The senators wrote that Guantánamo “should continue to serve in detaining terrorists who engaged in, aided, or abetted, or conspired to commit, acts of international terrorism and other adverse acts against the United States.”
They also appeared to support the president’s campaign pledge to “load it up with some bad dudes,” saying they support “expanding the utilization of the detention facility during your administration by detaining current and future enemy combatants who pose a threat to our national security.”
The senators released it a day after the prison commander told reporters that he had yet to see any version of an anticipated Trump Administration Executive Order that will drive law of war detention policy.

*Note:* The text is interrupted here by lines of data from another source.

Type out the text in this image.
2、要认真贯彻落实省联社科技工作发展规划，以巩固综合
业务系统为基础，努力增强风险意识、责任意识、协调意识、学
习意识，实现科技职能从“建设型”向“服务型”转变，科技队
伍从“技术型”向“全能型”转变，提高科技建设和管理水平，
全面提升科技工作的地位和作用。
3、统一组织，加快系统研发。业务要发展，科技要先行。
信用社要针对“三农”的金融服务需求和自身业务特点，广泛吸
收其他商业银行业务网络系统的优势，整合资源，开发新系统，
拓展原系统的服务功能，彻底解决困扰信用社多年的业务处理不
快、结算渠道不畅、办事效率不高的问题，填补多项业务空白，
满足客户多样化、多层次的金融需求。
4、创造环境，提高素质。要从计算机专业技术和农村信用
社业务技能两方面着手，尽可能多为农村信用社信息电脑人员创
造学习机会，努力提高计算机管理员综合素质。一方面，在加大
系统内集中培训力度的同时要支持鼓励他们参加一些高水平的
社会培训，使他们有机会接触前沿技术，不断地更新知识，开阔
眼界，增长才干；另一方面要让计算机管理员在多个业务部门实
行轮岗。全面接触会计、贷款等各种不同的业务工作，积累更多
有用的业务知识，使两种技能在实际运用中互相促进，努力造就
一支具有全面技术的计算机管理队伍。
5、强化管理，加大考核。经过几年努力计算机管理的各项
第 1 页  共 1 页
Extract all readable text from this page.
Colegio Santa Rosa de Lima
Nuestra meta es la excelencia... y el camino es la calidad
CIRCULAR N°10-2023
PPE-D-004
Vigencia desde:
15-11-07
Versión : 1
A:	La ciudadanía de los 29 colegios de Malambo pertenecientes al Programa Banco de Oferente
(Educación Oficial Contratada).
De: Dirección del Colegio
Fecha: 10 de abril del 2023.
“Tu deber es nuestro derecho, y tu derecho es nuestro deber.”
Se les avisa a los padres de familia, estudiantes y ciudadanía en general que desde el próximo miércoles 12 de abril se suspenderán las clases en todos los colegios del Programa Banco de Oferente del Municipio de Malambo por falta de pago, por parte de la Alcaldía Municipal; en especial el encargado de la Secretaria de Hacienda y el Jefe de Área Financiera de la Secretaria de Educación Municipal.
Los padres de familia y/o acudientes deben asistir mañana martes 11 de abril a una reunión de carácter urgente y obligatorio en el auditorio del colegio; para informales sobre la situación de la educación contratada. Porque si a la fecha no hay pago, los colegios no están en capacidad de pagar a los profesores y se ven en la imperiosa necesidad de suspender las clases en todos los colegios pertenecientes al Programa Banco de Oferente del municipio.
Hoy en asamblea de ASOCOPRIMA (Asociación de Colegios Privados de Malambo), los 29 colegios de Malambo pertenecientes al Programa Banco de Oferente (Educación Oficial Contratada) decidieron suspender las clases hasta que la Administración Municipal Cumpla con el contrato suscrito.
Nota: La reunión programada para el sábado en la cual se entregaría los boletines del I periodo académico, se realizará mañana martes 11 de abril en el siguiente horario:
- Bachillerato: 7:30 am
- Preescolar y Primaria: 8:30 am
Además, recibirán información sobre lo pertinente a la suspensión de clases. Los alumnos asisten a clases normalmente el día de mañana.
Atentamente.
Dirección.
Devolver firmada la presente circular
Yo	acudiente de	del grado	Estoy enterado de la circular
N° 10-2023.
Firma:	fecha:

“Nobody’s asked for my opinion,” said Rear Adm. Peter J. Clarke. “I don’t need to provide my input to policy decisions. I simply need to understand how the policy’s going to be carried out.”
The senators urged the president to suspend any future releases — five of the last 41 captives are cleared to go to other countries, if Secretary of Defense James Mattis were to certify the safety of specific transfer arrangements — and to freeze the actions of the Periodic Review Board.
Obama set it up to let delegates of six national security divisions from the Pentagon to the Director of National Intelligence to the Departments of Homeland Security review each captive’s case and decide whether he can be released with security arrangements. The senators argue that the board’s standard for recommending release should be changed.
The senators, using the military acronym for the base, said “it is our belief that the transfer of any GTMO detainee must be prohibited until additional measures and policies are established that unequivocally certify the detainee does not pose a threat to our national security.”
The full board held a session last week in the case of a Yemeni man known as Zakaria who was captured in the former Soviet Republic of Georgia and handed over to U.S. intelligence. A U.S. military advocate told the board Thursday that Omar Mohammed al Rammah, 42, has “plans to put Guantánamo behind him and become a contributing member of society.”
The 11 senators who signed the letter are John Boozman and Tom Cotton of Arkansas; Cory Gardner of Colorado; Jerry Moran and Pat Roberts of Kansas; Roy Blunt of Missouri; Steve Daines of Montana; Thom Tillis of North Carolina; James Inhofe of Oklahoma; Tim Scott of South Carolina; and Orrin Hatch of Utah.
The New York Times obtained a draft Executive Order that had the White House authorizing the addition of captives tied to the Islamic State. The senators wrote that they were “pleased” that Trump agrees with them on the suitability of using the detention center for that.